The consumer filed an FDCPA suit asserting, in part, that the collection agency’s collection efforts overshadowed his dispute, validation, and verification rights under 15 U.S.C. §1692g.  On summary judgment, the court ruled in the debt collector’s favor on all claims except for the §1692g claim.  With respect to that claim, the court found that the telephone conversations constituted a demand for payment which overshadowed the consumer’s §1692g(a) rights to request validation of the debt.  In doing so, the court pointed out that debt collectors are allowed to continue debt collection activity within the thirty day dispute period if they have not received a notice of dispute from the consumer. Whether the debt collection activity that occurs during this time violates §1692g is determined using the unsophisticated consumer standard. The court then went on to examine whether or not the communications overshadowed or were inconsistent with the 30 day validation period.  In reviewing the initial call, the court determined that even though the language used by the collector did not “overtly request a payment by a date certain within the dispute period,… it certainly indicates that a payment should be made within that time and failure to do so would be to risk some undefined negative consequence.” Id. at *16.  This, combined with the second collector’s indication that payment should be made in full as soon as possible, influenced the court’s decision.  “It seems clear that… [the collectors] were attempting to toe the line between permissible and impermissible collection efforts. But "the FDCPA is a broad remedial statute" whose terms "are to be applied in a liberal manner," and with this in mind, I conclude that defendant's representatives went too far.”  Id. at *17.
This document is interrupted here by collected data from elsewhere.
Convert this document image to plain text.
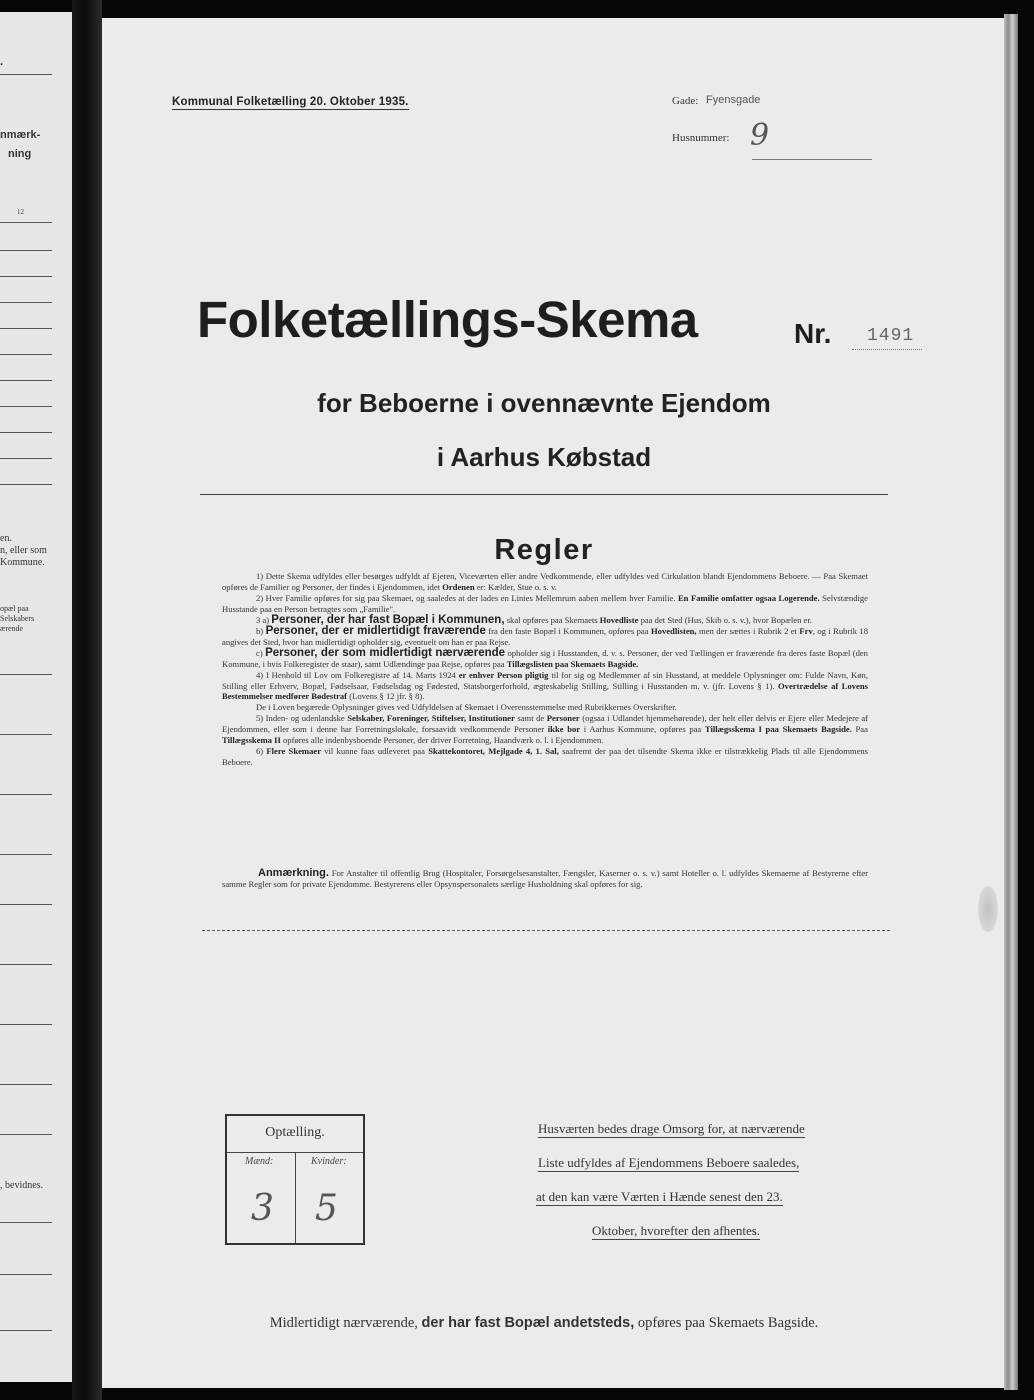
.
nmærk-
ning
12
en.
n, eller som
Kommune.
opæl paa
Selskabers
ærende
, bevidnes.
Kommunal Folketælling 20. Oktober 1935.	Gade: Fyensgade
Husnummer: 9
Folketællings-Skema	Nr. 1491
for Beboerne i ovennævnte Ejendom
i Aarhus Købstad
Regler

1) Dette Skema udfyldes eller besørges udfyldt af Ejeren, Viceværten eller andre Vedkommende, eller udfyldes ved Cirkulation blandt Ejendommens Beboere. — Paa Skemaet opføres de Familier og Personer, der findes i Ejendommen, idet Ordenen er: Kælder, Stue o. s. v.

2) Hver Familie opføres for sig paa Skemaet, og saaledes at der lades en Linies Mellemrum aaben mellem hver Familie. En Familie omfatter ogsaa Logerende. Selvstændige Husstande paa en Person betragtes som „Familie".

3 a) Personer, der har fast Bopæl i Kommunen, skal opføres paa Skemaets Hovedliste paa det Sted (Hus, Skib o. s. v.), hvor Bopælen er.

b) Personer, der er midlertidigt fraværende fra den faste Bopæl i Kommunen, opføres paa Hovedlisten, men der sættes i Rubrik 2 et Frv, og i Rubrik 18 angives det Sted, hvor han midlertidigt opholder sig, eventuelt om han er paa Rejse.

c) Personer, der som midlertidigt nærværende opholder sig i Husstanden, d. v. s. Personer, der ved Tællingen er fraværende fra deres faste Bopæl (den Kommune, i hvis Folkeregister de staar), samt Udlændinge paa Rejse, opføres paa Tillægslisten paa Skemaets Bagside.

4) I Henhold til Lov om Folkeregistre af 14. Marts 1924 er enhver Person pligtig til for sig og Medlemmer af sin Husstand, at meddele Oplysninger om: Fulde Navn, Køn, Stilling eller Erhverv, Bopæl, Fødselsaar, Fødselsdag og Fødested, Statsborgerforhold, ægteskabelig Stilling, Stilling i Husstanden m. v. (jfr. Lovens § 1). Overtrædelse af Lovens Bestemmelser medfører Bødestraf (Lovens § 12 jfr. § 8).

De i Loven begærede Oplysninger gives ved Udfyldelsen af Skemaet i Overensstemmelse med Rubrikkernes Overskrifter.

5) Inden- og udenlandske Selskaber, Foreninger, Stiftelser, Institutioner samt de Personer (ogsaa i Udlandet hjemmehørende), der helt eller delvis er Ejere eller Medejere af Ejendommen, eller som i denne har Forretningslokale, forsaavidt vedkommende Personer ikke bor i Aarhus Kommune, opføres paa Tillægsskema I paa Skemaets Bagside. Paa Tillægsskema II opføres alle indenbysboende Personer, der driver Forretning, Haandværk o. l. i Ejendommen.

6) Flere Skemaer vil kunne faas udleveret paa Skattekontoret, Mejlgade 4, 1. Sal, saafremt der paa det tilsendte Skema ikke er tilstrækkelig Plads til alle Ejendommens Beboere.

Anmærkning. For Anstalter til offentlig Brug (Hospitaler, Forsørgelsesanstalter, Fængsler, Kaserner o. s. v.) samt Hoteller o. l. udfyldes Skemaerne af Bestyrerne efter samme Regler som for private Ejendomme. Bestyrerens eller Opsynspersonalets særlige Husholdning skal opføres for sig.

Optælling.
Mænd:	Kvinder:
3 5
Husværten bedes drage Omsorg for, at nærværende
Liste udfyldes af Ejendommens Beboere saaledes,
at den kan være Værten i Hænde senest den 23.
Oktober, hvorefter den afhentes.
Midlertidigt nærværende, der har fast Bopæl andetsteds, opføres paa Skemaets Bagside.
Most interestingly for debt collectors, the court in a footnote discussed the collection agency’s claim that the consumer baited the collector in the second call into violating the FDCPA and was not confused about his rights at that time. “The unsophisticated consumer is an objective standard, and the fact that the FDCPA may have been used as a sword instead of a shield in this instance does not change that analysis.”Id. at footnote 3.

The takeaway for debt collectors from this case is threefold. First, an intentional baiting by a consumer does not provide the debt collector with a defense to a §1692g claim. Second, the case emphasizes the importance of training collectors to understand how to handle phone calls with consumer, especially during the thirty day window for debt verification. Finally, the case emphasizes that the FDCPA presents many a Hobson ’s choice for debt collectors. Particular to this case, what can a debt collector do where they have sent the 15 USC §1692g(a) letter and the consumer calls the debt collector in the thirty day period:  can the debt collector discuss collection of the underlying account without running afoul of overshadowing?